If you don't believe me, just look at prison sentences. Even with all the other options of community rehabilitation, probation, tagging, what-have-you, and such-and-such, the public still doesn't seem to think that an offender has been properly punished until they have worn a suit with arrows on it and broken rocks in the hot sun. And juries (and judges) are drawn from the public. This is in spite of the fact that this view of prison is at least 50 years out of date anyway, and regardless of whether the particular punishment will have any impact at all on the particular offender's likelihood of doing it again when they get out.
And even after all that, I maintain that punishment is not a deterrent to crime anyway. I think crimes fall into two categories - those that are committed on impulse with no thought, in which case no thought is given to any consequences; and those that are planned, in which case the perpetrators doesn't hope not to be
punished, they hope not to be
caught.
Everyone knows that one is dependent on the other - you can't be punished if you haven't been caught, can you? We just seem to forget this obvious dependency when we think about punishment - "hang 'em" - which just means we haven't really thought about it
ourselves, it seems to me.
I think more policemen and, in particular, more and better detectives would be a greater deterrant than five or ten extra years in jail
if they get caught and
if they then get found guilty at trial.
2) Is the judge warranted in changing the jury's verdict or is this an invitation to judicial activism? From reading the quoted material, I don't think the judge
has changed the jury's
verdict, but has changed their
sentence. Given my misgivings about jury sentencing outlined below, I don't see this as a problem.
QUOTE
I'm not sure of the procedural merit of a judge circumventing a jury's sentence, but I certainly like his approach. While I like the idea here I can't help but wonder if there is a risk that this type of sentencing could get out of control or abused if it turns out to be effective.

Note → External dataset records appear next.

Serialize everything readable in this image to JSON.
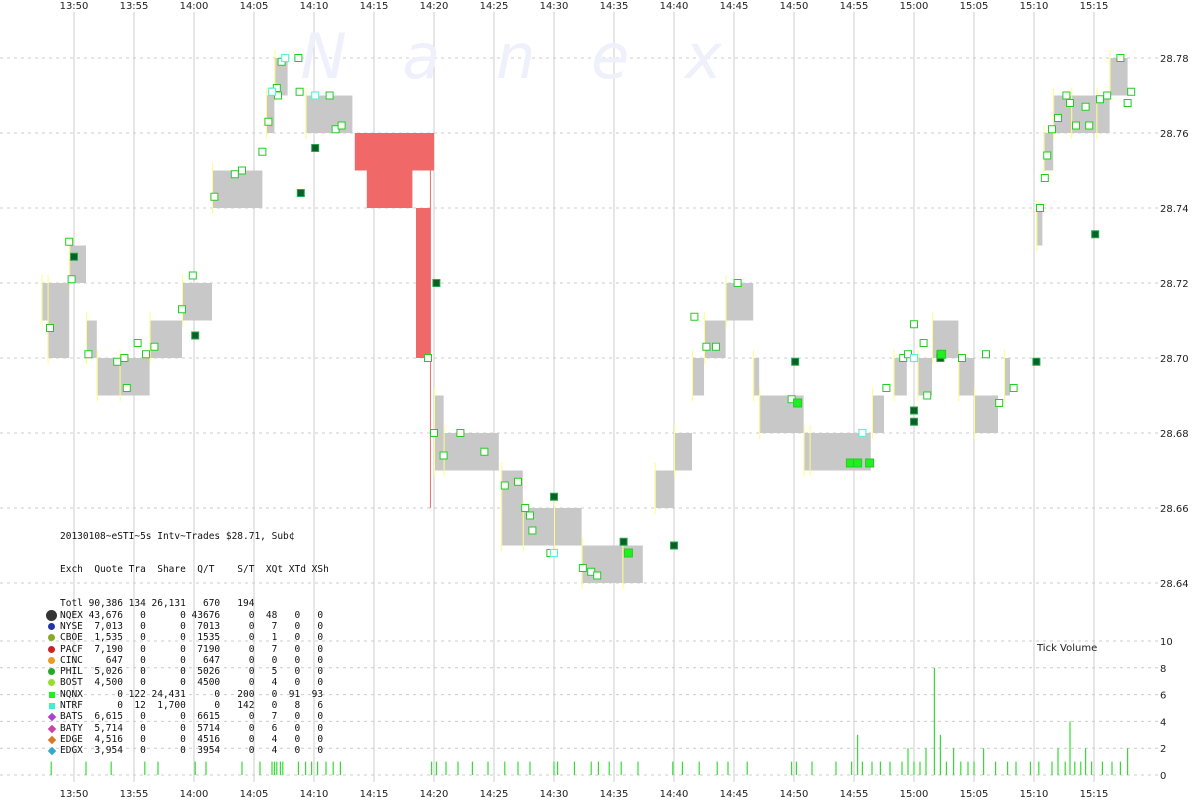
{
  "watermark": "N a n e x",
  "time_labels": [
    "13:50",
    "13:55",
    "14:00",
    "14:05",
    "14:10",
    "14:15",
    "14:20",
    "14:25",
    "14:30",
    "14:35",
    "14:40",
    "14:45",
    "14:50",
    "14:55",
    "15:00",
    "15:05",
    "15:10",
    "15:15"
  ],
  "price_labels": [
    "28.78",
    "28.76",
    "28.74",
    "28.72",
    "28.70",
    "28.68",
    "28.66",
    "28.64"
  ],
  "volume_labels": [
    "10",
    "8",
    "6",
    "4",
    "2",
    "0"
  ],
  "volume_title": "Tick Volume",
  "colors": {
    "grid": "#cccccc",
    "quote_gray": "#c8c8c8",
    "halt_red": "#f06868",
    "trade_green": "#22cc22",
    "trade_dark": "#0d5e2a",
    "cyan": "#5ff0d8",
    "yellow": "#ffff80"
  },
  "stats": {
    "header1": "20130108~eSTI~5s Intv~Trades $28.71, Sub¢",
    "header2": "Exch  Quote Tra  Share  Q/T    S/T  XQt XTd XSh",
    "rows": [
      {
        "text": "Totl 90,386 134 26,131   670   194",
        "color": null,
        "shape": "none"
      },
      {
        "text": "NQEX 43,676   0      0 43676     0  48   0   0",
        "color": "#333333",
        "shape": "big"
      },
      {
        "text": "NYSE  7,013   0      0  7013     0   7   0   0",
        "color": "#2233aa",
        "shape": "dot"
      },
      {
        "text": "CBOE  1,535   0      0  1535     0   1   0   0",
        "color": "#88aa22",
        "shape": "dot"
      },
      {
        "text": "PACF  7,190   0      0  7190     0   7   0   0",
        "color": "#cc2222",
        "shape": "dot"
      },
      {
        "text": "CINC    647   0      0   647     0   0   0   0",
        "color": "#ee9922",
        "shape": "dot"
      },
      {
        "text": "PHIL  5,026   0      0  5026     0   5   0   0",
        "color": "#22aa22",
        "shape": "dot"
      },
      {
        "text": "BOST  4,500   0      0  4500     0   4   0   0",
        "color": "#99dd33",
        "shape": "dot"
      },
      {
        "text": "NQNX      0 122 24,431     0   200   0  91  93",
        "color": "#22ee22",
        "shape": "square"
      },
      {
        "text": "NTRF      0  12  1,700     0   142   0   8   6",
        "color": "#44eecc",
        "shape": "square"
      },
      {
        "text": "BATS  6,615   0      0  6615     0   7   0   0",
        "color": "#aa44cc",
        "shape": "diamond"
      },
      {
        "text": "BATY  5,714   0      0  5714     0   6   0   0",
        "color": "#cc44aa",
        "shape": "diamond"
      },
      {
        "text": "EDGE  4,516   0      0  4516     0   4   0   0",
        "color": "#dd7722",
        "shape": "diamond"
      },
      {
        "text": "EDGX  3,954   0      0  3954     0   4   0   0",
        "color": "#33aacc",
        "shape": "diamond"
      }
    ]
  },
  "chart_data": {
    "type": "line",
    "title": "20130108~eSTI~5s Intv~Trades $28.71, Sub¢",
    "x_ticks": [
      "13:50",
      "13:55",
      "14:00",
      "14:05",
      "14:10",
      "14:15",
      "14:20",
      "14:25",
      "14:30",
      "14:35",
      "14:40",
      "14:45",
      "14:50",
      "14:55",
      "15:00",
      "15:05",
      "15:10",
      "15:15"
    ],
    "x_range": [
      "13:47",
      "15:19"
    ],
    "ylim": [
      28.615,
      28.79
    ],
    "volume_ylim": [
      0,
      10
    ],
    "grid": true,
    "quote_bands": [
      {
        "t0": "13:47.3",
        "t1": "13:47.8",
        "lo": 28.71,
        "hi": 28.72
      },
      {
        "t0": "13:47.8",
        "t1": "13:49.6",
        "lo": 28.7,
        "hi": 28.72
      },
      {
        "t0": "13:49.6",
        "t1": "13:51.0",
        "lo": 28.72,
        "hi": 28.73
      },
      {
        "t0": "13:51.0",
        "t1": "13:51.9",
        "lo": 28.7,
        "hi": 28.71
      },
      {
        "t0": "13:51.9",
        "t1": "13:53.8",
        "lo": 28.69,
        "hi": 28.7
      },
      {
        "t0": "13:53.8",
        "t1": "13:56.3",
        "lo": 28.69,
        "hi": 28.7
      },
      {
        "t0": "13:56.3",
        "t1": "13:59.0",
        "lo": 28.7,
        "hi": 28.71
      },
      {
        "t0": "13:59.0",
        "t1": "14:01.5",
        "lo": 28.71,
        "hi": 28.72
      },
      {
        "t0": "14:01.5",
        "t1": "14:05.7",
        "lo": 28.74,
        "hi": 28.75
      },
      {
        "t0": "14:06.0",
        "t1": "14:06.7",
        "lo": 28.76,
        "hi": 28.77
      },
      {
        "t0": "14:06.7",
        "t1": "14:07.8",
        "lo": 28.77,
        "hi": 28.78
      },
      {
        "t0": "14:09.3",
        "t1": "14:13.2",
        "lo": 28.76,
        "hi": 28.77
      },
      {
        "t0": "14:20.0",
        "t1": "14:20.8",
        "lo": 28.67,
        "hi": 28.69
      },
      {
        "t0": "14:20.8",
        "t1": "14:25.4",
        "lo": 28.67,
        "hi": 28.68
      },
      {
        "t0": "14:25.6",
        "t1": "14:27.4",
        "lo": 28.65,
        "hi": 28.67
      },
      {
        "t0": "14:27.4",
        "t1": "14:30.0",
        "lo": 28.65,
        "hi": 28.66
      },
      {
        "t0": "14:30.0",
        "t1": "14:32.3",
        "lo": 28.65,
        "hi": 28.66
      },
      {
        "t0": "14:32.3",
        "t1": "14:35.7",
        "lo": 28.64,
        "hi": 28.65
      },
      {
        "t0": "14:35.7",
        "t1": "14:37.4",
        "lo": 28.64,
        "hi": 28.65
      },
      {
        "t0": "14:38.4",
        "t1": "14:40.0",
        "lo": 28.66,
        "hi": 28.67
      },
      {
        "t0": "14:40.0",
        "t1": "14:41.5",
        "lo": 28.67,
        "hi": 28.68
      },
      {
        "t0": "14:41.5",
        "t1": "14:42.5",
        "lo": 28.69,
        "hi": 28.7
      },
      {
        "t0": "14:42.5",
        "t1": "14:44.3",
        "lo": 28.7,
        "hi": 28.71
      },
      {
        "t0": "14:44.3",
        "t1": "14:46.6",
        "lo": 28.71,
        "hi": 28.72
      },
      {
        "t0": "14:46.6",
        "t1": "14:47.1",
        "lo": 28.69,
        "hi": 28.7
      },
      {
        "t0": "14:47.1",
        "t1": "14:50.8",
        "lo": 28.68,
        "hi": 28.69
      },
      {
        "t0": "14:50.8",
        "t1": "14:51.3",
        "lo": 28.67,
        "hi": 28.68
      },
      {
        "t0": "14:51.3",
        "t1": "14:56.4",
        "lo": 28.67,
        "hi": 28.68
      },
      {
        "t0": "14:56.5",
        "t1": "14:57.5",
        "lo": 28.68,
        "hi": 28.69
      },
      {
        "t0": "14:58.3",
        "t1": "14:59.4",
        "lo": 28.69,
        "hi": 28.7
      },
      {
        "t0": "15:00.3",
        "t1": "15:01.5",
        "lo": 28.69,
        "hi": 28.7
      },
      {
        "t0": "15:01.5",
        "t1": "15:03.7",
        "lo": 28.7,
        "hi": 28.71
      },
      {
        "t0": "15:03.7",
        "t1": "15:05.0",
        "lo": 28.69,
        "hi": 28.7
      },
      {
        "t0": "15:05.0",
        "t1": "15:07.0",
        "lo": 28.68,
        "hi": 28.69
      },
      {
        "t0": "15:07.5",
        "t1": "15:08.0",
        "lo": 28.69,
        "hi": 28.7
      },
      {
        "t0": "15:10.2",
        "t1": "15:10.7",
        "lo": 28.73,
        "hi": 28.74
      },
      {
        "t0": "15:10.8",
        "t1": "15:11.6",
        "lo": 28.75,
        "hi": 28.76
      },
      {
        "t0": "15:11.6",
        "t1": "15:13.1",
        "lo": 28.76,
        "hi": 28.77
      },
      {
        "t0": "15:13.1",
        "t1": "15:15.2",
        "lo": 28.76,
        "hi": 28.77
      },
      {
        "t0": "15:15.2",
        "t1": "15:16.3",
        "lo": 28.76,
        "hi": 28.77
      },
      {
        "t0": "15:16.3",
        "t1": "15:17.8",
        "lo": 28.77,
        "hi": 28.78
      }
    ],
    "halt_region": [
      {
        "t0": "14:13.4",
        "t1": "14:20.0",
        "lo": 28.75,
        "hi": 28.76
      },
      {
        "t0": "14:14.4",
        "t1": "14:18.2",
        "lo": 28.74,
        "hi": 28.75
      },
      {
        "t0": "14:18.5",
        "t1": "14:19.7",
        "lo": 28.7,
        "hi": 28.74
      }
    ],
    "series": [
      {
        "name": "NQNX",
        "points": [
          [
            "13:48.0",
            28.708
          ],
          [
            "13:49.6",
            28.731
          ],
          [
            "13:49.8",
            28.721
          ],
          [
            "13:51.2",
            28.701
          ],
          [
            "13:53.6",
            28.699
          ],
          [
            "13:54.2",
            28.7
          ],
          [
            "13:54.4",
            28.692
          ],
          [
            "13:55.3",
            28.704
          ],
          [
            "13:56.0",
            28.701
          ],
          [
            "13:56.7",
            28.703
          ],
          [
            "13:59.0",
            28.713
          ],
          [
            "13:59.9",
            28.722
          ],
          [
            "14:01.7",
            28.743
          ],
          [
            "14:03.4",
            28.749
          ],
          [
            "14:04.0",
            28.75
          ],
          [
            "14:05.7",
            28.755
          ],
          [
            "14:06.2",
            28.763
          ],
          [
            "14:06.5",
            28.771
          ],
          [
            "14:06.9",
            28.772
          ],
          [
            "14:07.0",
            28.77
          ],
          [
            "14:07.3",
            28.779
          ],
          [
            "14:08.7",
            28.78
          ],
          [
            "14:08.8",
            28.771
          ],
          [
            "14:11.3",
            28.77
          ],
          [
            "14:11.8",
            28.761
          ],
          [
            "14:12.3",
            28.762
          ],
          [
            "14:19.5",
            28.7
          ],
          [
            "14:20.0",
            28.68
          ],
          [
            "14:20.8",
            28.674
          ],
          [
            "14:22.2",
            28.68
          ],
          [
            "14:24.2",
            28.675
          ],
          [
            "14:25.9",
            28.666
          ],
          [
            "14:27.0",
            28.667
          ],
          [
            "14:27.6",
            28.66
          ],
          [
            "14:28.0",
            28.658
          ],
          [
            "14:28.2",
            28.654
          ],
          [
            "14:29.7",
            28.648
          ],
          [
            "14:32.4",
            28.644
          ],
          [
            "14:33.1",
            28.643
          ],
          [
            "14:33.6",
            28.642
          ],
          [
            "14:41.7",
            28.711
          ],
          [
            "14:42.7",
            28.703
          ],
          [
            "14:43.5",
            28.703
          ],
          [
            "14:45.3",
            28.72
          ],
          [
            "14:49.8",
            28.689
          ],
          [
            "14:57.7",
            28.692
          ],
          [
            "14:59.1",
            28.7
          ],
          [
            "14:59.5",
            28.701
          ],
          [
            "15:00.0",
            28.709
          ],
          [
            "15:00.8",
            28.704
          ],
          [
            "15:01.1",
            28.69
          ],
          [
            "15:02.2",
            28.701
          ],
          [
            "15:04.0",
            28.7
          ],
          [
            "15:06.0",
            28.701
          ],
          [
            "15:07.1",
            28.688
          ],
          [
            "15:08.3",
            28.692
          ],
          [
            "15:10.5",
            28.74
          ],
          [
            "15:10.9",
            28.748
          ],
          [
            "15:11.1",
            28.754
          ],
          [
            "15:11.5",
            28.761
          ],
          [
            "15:12.0",
            28.764
          ],
          [
            "15:12.7",
            28.77
          ],
          [
            "15:13.0",
            28.768
          ],
          [
            "15:13.5",
            28.762
          ],
          [
            "15:14.3",
            28.767
          ],
          [
            "15:14.6",
            28.762
          ],
          [
            "15:15.5",
            28.769
          ],
          [
            "15:16.1",
            28.77
          ],
          [
            "15:17.2",
            28.78
          ],
          [
            "15:17.8",
            28.768
          ],
          [
            "15:18.1",
            28.771
          ]
        ]
      },
      {
        "name": "NTRF",
        "points": [
          [
            "14:06.5",
            28.771
          ],
          [
            "14:07.6",
            28.78
          ],
          [
            "14:10.1",
            28.77
          ],
          [
            "14:30.0",
            28.648
          ],
          [
            "14:55.7",
            28.68
          ],
          [
            "15:00.0",
            28.7
          ]
        ]
      },
      {
        "name": "NQEX",
        "points": [
          [
            "13:50.0",
            28.727
          ],
          [
            "14:00.1",
            28.706
          ],
          [
            "14:08.9",
            28.744
          ],
          [
            "14:10.1",
            28.756
          ],
          [
            "14:20.2",
            28.72
          ],
          [
            "14:30.0",
            28.663
          ],
          [
            "14:35.8",
            28.651
          ],
          [
            "14:40.0",
            28.65
          ],
          [
            "14:50.1",
            28.699
          ],
          [
            "15:00.0",
            28.683
          ],
          [
            "15:00.0",
            28.686
          ],
          [
            "15:02.2",
            28.7
          ],
          [
            "15:10.2",
            28.699
          ],
          [
            "15:15.1",
            28.733
          ]
        ]
      },
      {
        "name": "NQNX (filled)",
        "points": [
          [
            "14:36.2",
            28.648
          ],
          [
            "14:50.3",
            28.688
          ],
          [
            "14:54.7",
            28.672
          ],
          [
            "14:55.3",
            28.672
          ],
          [
            "14:56.3",
            28.672
          ],
          [
            "15:02.3",
            28.701
          ]
        ]
      }
    ],
    "tick_volume": [
      [
        "13:48.1",
        1
      ],
      [
        "13:51.0",
        1
      ],
      [
        "13:53.1",
        1
      ],
      [
        "13:55.9",
        1
      ],
      [
        "13:57.0",
        1
      ],
      [
        "14:00.1",
        1
      ],
      [
        "14:01.0",
        1
      ],
      [
        "14:04.0",
        1
      ],
      [
        "14:05.5",
        1
      ],
      [
        "14:06.5",
        1
      ],
      [
        "14:06.7",
        1
      ],
      [
        "14:06.9",
        1
      ],
      [
        "14:07.2",
        1
      ],
      [
        "14:07.4",
        1
      ],
      [
        "14:08.7",
        1
      ],
      [
        "14:09.3",
        1
      ],
      [
        "14:09.8",
        1
      ],
      [
        "14:10.3",
        1
      ],
      [
        "14:11.0",
        1
      ],
      [
        "14:11.6",
        1
      ],
      [
        "14:12.2",
        1
      ],
      [
        "14:19.8",
        1
      ],
      [
        "14:20.2",
        1
      ],
      [
        "14:21.0",
        1
      ],
      [
        "14:22.0",
        1
      ],
      [
        "14:23.2",
        1
      ],
      [
        "14:24.5",
        1
      ],
      [
        "14:25.9",
        1
      ],
      [
        "14:27.0",
        1
      ],
      [
        "14:28.0",
        1
      ],
      [
        "14:30.0",
        1
      ],
      [
        "14:30.3",
        1
      ],
      [
        "14:31.7",
        1
      ],
      [
        "14:33.1",
        1
      ],
      [
        "14:33.7",
        1
      ],
      [
        "14:34.6",
        1
      ],
      [
        "14:35.6",
        1
      ],
      [
        "14:37.0",
        1
      ],
      [
        "14:39.9",
        1
      ],
      [
        "14:40.7",
        1
      ],
      [
        "14:42.1",
        1
      ],
      [
        "14:43.6",
        1
      ],
      [
        "14:44.5",
        1
      ],
      [
        "14:46.1",
        1
      ],
      [
        "14:49.8",
        1
      ],
      [
        "14:50.2",
        1
      ],
      [
        "14:51.5",
        1
      ],
      [
        "14:53.5",
        1
      ],
      [
        "14:54.8",
        1
      ],
      [
        "14:55.3",
        3
      ],
      [
        "14:55.7",
        1
      ],
      [
        "14:56.5",
        1
      ],
      [
        "14:57.2",
        1
      ],
      [
        "14:58.0",
        1
      ],
      [
        "14:59.0",
        1
      ],
      [
        "14:59.5",
        2
      ],
      [
        "15:00.0",
        1
      ],
      [
        "15:00.5",
        1
      ],
      [
        "15:01.0",
        2
      ],
      [
        "15:01.7",
        8
      ],
      [
        "15:02.2",
        3
      ],
      [
        "15:02.7",
        1
      ],
      [
        "15:03.3",
        2
      ],
      [
        "15:03.9",
        1
      ],
      [
        "15:04.5",
        1
      ],
      [
        "15:05.0",
        1
      ],
      [
        "15:05.8",
        2
      ],
      [
        "15:06.8",
        1
      ],
      [
        "15:07.8",
        1
      ],
      [
        "15:08.5",
        1
      ],
      [
        "15:09.7",
        1
      ],
      [
        "15:10.4",
        1
      ],
      [
        "15:11.5",
        1
      ],
      [
        "15:12.0",
        2
      ],
      [
        "15:12.6",
        1
      ],
      [
        "15:13.0",
        4
      ],
      [
        "15:13.4",
        1
      ],
      [
        "15:13.9",
        1
      ],
      [
        "15:14.3",
        2
      ],
      [
        "15:14.8",
        1
      ],
      [
        "15:15.7",
        1
      ],
      [
        "15:16.5",
        1
      ],
      [
        "15:17.2",
        1
      ],
      [
        "15:17.8",
        2
      ]
    ]
  }
}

I'm nervous of juries deciding sentencing full stop. I would much rather that juries limit themselves to deciding guilt or innocence, and allow judges to dish out the sentences in accordance with published guidelines for each jurisdiction. They have to be guidelines so that judges can tweak sentences up or down to fit the crime.
And like you, I think this risks being the thin end of the wedge. The first mental image I got reading the opening post was that of someone in the stocks on the village green having rotting vegetables thrown at them. I think we as a society have outgrown the need for such things, don't you? (The social need hasn't gone altogether, which explains the popularity of reality TV shows like "Big Brother" or "Survivor".)